Meuldijk's first appearance on screen was in Pipo de Clown, at age six, and in 1975, she played the character Uni in the Pipo TV series Pipo en het Grachtengeheim. She had a minor part in the Wim T. Schippers' movie Volk en Vaderliefde (1976), and got her big break in the 1977 Paul Verhoeven film Soldier of Orange. She played in a few more TV movies and series including, again, a Pipo series (Pipo in West-Best, 1980), and in the soap opera Goede tijden, slechte tijden. Also she played the role of one of the three brides of Dracula in the BBC TV film "Count Dracula" (1977) directed by Philip Saville and starring by Louis Jourdan.

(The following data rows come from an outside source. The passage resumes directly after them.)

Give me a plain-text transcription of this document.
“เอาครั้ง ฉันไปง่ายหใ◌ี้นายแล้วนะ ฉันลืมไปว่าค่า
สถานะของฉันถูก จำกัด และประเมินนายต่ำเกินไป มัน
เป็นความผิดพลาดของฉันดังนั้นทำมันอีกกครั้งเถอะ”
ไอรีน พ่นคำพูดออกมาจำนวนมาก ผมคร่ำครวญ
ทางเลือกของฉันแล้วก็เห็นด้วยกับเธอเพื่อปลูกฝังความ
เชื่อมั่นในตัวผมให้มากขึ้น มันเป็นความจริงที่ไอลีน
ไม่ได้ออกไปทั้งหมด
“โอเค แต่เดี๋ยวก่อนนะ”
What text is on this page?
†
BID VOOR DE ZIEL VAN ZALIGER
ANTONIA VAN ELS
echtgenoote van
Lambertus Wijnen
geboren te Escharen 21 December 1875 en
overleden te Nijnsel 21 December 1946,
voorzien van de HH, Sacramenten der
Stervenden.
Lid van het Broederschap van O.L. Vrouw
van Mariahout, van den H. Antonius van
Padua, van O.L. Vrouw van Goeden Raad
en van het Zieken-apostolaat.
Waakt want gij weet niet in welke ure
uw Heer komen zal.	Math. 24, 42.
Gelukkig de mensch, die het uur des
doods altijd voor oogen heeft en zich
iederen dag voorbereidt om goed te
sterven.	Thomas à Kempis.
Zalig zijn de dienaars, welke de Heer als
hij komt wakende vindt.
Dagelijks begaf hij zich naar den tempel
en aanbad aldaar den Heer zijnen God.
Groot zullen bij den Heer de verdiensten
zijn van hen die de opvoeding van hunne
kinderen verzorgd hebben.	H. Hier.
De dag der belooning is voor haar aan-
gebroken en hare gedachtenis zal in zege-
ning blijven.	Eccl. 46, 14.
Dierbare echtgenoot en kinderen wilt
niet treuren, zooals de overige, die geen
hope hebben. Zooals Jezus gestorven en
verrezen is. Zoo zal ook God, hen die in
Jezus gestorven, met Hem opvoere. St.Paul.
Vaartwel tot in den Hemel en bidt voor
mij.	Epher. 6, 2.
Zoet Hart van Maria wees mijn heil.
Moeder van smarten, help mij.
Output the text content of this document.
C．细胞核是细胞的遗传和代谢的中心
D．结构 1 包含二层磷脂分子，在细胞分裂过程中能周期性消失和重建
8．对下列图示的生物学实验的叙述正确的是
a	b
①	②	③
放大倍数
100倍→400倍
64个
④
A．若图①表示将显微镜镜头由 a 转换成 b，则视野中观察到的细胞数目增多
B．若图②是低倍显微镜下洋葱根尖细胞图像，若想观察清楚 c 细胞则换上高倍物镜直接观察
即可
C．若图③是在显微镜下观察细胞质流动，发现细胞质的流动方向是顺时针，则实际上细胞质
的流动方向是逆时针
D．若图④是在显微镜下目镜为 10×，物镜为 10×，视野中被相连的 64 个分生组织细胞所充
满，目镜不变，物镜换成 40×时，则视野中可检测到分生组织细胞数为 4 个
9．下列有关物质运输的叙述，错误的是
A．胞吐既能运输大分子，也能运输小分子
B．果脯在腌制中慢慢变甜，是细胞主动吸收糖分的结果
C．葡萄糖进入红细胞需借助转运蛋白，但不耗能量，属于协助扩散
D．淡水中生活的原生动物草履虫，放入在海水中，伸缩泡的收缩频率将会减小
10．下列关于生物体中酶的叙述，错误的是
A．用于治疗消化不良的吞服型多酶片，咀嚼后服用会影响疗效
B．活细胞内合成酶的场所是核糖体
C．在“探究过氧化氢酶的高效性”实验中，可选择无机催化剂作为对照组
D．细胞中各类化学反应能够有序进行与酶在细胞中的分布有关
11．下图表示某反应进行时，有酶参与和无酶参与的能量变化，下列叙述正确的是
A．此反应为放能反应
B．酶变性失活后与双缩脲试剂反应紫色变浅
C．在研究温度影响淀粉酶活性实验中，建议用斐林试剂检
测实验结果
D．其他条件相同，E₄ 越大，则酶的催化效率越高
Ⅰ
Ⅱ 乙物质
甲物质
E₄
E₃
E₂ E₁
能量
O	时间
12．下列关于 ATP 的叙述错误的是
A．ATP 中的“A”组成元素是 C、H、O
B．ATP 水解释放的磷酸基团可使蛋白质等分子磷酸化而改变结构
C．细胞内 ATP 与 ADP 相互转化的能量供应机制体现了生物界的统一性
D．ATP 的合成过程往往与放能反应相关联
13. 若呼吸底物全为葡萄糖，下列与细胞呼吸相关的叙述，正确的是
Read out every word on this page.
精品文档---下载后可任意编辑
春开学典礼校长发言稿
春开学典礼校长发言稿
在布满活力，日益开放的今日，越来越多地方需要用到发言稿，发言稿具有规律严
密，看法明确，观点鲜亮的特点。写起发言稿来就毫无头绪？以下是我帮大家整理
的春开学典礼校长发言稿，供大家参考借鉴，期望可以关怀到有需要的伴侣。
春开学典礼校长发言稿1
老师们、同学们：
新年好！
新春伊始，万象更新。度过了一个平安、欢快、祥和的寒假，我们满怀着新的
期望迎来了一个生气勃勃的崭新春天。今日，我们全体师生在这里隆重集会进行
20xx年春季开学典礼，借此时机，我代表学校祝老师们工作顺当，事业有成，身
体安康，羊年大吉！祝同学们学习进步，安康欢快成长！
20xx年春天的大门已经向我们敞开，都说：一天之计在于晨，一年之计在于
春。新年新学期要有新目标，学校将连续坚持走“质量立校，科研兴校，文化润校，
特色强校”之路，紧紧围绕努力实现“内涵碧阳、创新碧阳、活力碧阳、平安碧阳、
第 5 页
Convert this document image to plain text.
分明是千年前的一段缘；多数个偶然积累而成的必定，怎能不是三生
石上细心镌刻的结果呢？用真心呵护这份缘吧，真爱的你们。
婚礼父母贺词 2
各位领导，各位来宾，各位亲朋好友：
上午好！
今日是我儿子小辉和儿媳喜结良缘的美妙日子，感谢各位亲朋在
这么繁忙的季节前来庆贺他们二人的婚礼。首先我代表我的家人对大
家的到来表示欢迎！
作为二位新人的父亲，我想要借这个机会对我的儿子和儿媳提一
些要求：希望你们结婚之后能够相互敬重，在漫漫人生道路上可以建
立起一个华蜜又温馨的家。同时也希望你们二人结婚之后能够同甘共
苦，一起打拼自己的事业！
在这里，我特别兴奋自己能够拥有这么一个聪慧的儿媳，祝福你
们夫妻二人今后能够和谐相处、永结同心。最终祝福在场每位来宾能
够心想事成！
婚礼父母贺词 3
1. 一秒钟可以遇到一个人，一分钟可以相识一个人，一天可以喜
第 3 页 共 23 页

Later, Meuldijk continued her father's legacy and was instrumental in the production of a movie, Pipo en de p-p-Parelridder, which was released in 2003. She helped produce a 2009 musical featuring Pipo, Pipo en de Gestolen Stem, for which she wrote the song lyrics.

From 1984 to 2005 she was married to Dutch singer Rob de Nijs, for whom she wrote a number of songs (including the 1996 hit song "Banger Hart"). They had two sons, but had been living separately since 1993. Until 2009, when she was ordered by a court to leave, Meuldijk lived in the villa she and de Nijs had shared.

Meuldijk is also an activist for the rights of animals and is involved with animal rights organizations, though she has also been criticized for promoting the import of stray animals from outside the country. In 2006, she was a lijstduwer for the Party for the Animals.